Ce récit s’appuie sur une réelle connaissance des pieuvres sur lesquelles nous apprenons énormément de choses. Je ne peux que vous conseiller de jeter un œil sur la page que Wikipedia leur consacre : « Les pieuvres se distinguent par leurs capacités intellectuelles étonnantes pour un invertébré. Celles-ci reposent sur 500 millions de neurones répartis entre l'encéphale central, les lobes optiques et les huit bras. » En clair, elles n'ont pas qu'un cerveau central comme nous. Ce qui intéresse tellement Dianima, justement, c’est de comprendre et utiliser cette forme différente d’intelligence afin de devenir encore plus puissante.

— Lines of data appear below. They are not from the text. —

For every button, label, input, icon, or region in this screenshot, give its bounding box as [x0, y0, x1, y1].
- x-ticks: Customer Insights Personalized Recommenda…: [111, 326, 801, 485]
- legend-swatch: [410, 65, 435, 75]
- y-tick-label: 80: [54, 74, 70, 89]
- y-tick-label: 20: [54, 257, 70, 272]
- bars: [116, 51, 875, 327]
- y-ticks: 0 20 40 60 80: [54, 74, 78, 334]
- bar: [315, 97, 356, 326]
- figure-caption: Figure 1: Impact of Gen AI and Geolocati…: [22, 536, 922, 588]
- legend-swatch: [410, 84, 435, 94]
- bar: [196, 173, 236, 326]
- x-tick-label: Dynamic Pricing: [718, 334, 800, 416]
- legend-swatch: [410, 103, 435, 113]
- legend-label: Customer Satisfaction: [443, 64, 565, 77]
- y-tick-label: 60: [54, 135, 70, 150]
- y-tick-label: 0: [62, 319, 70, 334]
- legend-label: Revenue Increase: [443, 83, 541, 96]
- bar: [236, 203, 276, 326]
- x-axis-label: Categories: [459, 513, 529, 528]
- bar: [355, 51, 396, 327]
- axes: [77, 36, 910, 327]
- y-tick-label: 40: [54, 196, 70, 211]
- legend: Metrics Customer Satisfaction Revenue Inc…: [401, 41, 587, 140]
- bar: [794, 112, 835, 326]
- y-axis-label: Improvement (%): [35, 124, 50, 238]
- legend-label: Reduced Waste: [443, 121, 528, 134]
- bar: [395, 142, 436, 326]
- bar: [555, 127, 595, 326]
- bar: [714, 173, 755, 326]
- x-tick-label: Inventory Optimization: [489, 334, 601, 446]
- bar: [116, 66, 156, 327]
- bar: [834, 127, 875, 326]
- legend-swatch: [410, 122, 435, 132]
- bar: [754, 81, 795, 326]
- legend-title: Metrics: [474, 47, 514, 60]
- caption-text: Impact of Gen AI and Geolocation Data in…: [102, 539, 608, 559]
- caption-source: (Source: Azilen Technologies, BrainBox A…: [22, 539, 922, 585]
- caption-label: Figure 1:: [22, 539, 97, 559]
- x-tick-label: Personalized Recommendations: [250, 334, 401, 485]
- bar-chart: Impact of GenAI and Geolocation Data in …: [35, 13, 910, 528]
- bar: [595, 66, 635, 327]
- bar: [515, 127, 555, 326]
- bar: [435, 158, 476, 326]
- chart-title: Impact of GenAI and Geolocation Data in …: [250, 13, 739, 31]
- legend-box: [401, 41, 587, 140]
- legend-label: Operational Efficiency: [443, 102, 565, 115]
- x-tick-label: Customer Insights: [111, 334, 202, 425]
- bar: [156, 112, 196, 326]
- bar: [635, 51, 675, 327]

A l’extérieur, le monde est devenu un enfer de surexploitation. L’un des personnages de ce récit à trois voix a été enlevé lors d’une soirée dans un port et se retrouve maintenant esclave dans un bateau de pêche géré par une IA. C’est à dire que cette IA, qui n’a qu’une seule consigne : gérer le bateau de pêche de la manière la plus productive possible, ne connaît aucune limite, n'est accessible à aucun raisonnement, ni loi (morale ou légale) en dehors de cette consigne.
Le troisième personnage est un spécialiste des systèmes de défense informatique. Il a été contacté par un concurrent de Dianima dans un but qu’on ne comprend bien que vers la fin.
L’auteur, Ray Nayler, qui n’a auparavant publié qu’un recueil de nouvelles est plus un scientifique qu’un littéraire, et c’est le seul défaut du livre. Pour moi, tout est passionnant dans cette histoire : les pieuvres pour leurs remarquables capacités, les intelligences artificielles et tout ce qu’elles vont modifier dans notre monde et cette fiction justement, qui explore un scénario possible. La structure du récit est bonne, les trois points de vue bien vivants ont de l’épaisseur et savent convaincre, mais ! Car il y a un petit «mais», j'ai trouvé que l'auteur n'était pas un conteur hors pair. Il ne nous attrape pas comme Stephen King par exemple, ou d'autres, pour ne nous lâcher que quand il le veut bien. On ne se sent pas prisonnier (captivé) du récit. On le lit avec intérêt d'un bout à l'autre, mais de notre propre chef. Ce n'est pas pareil.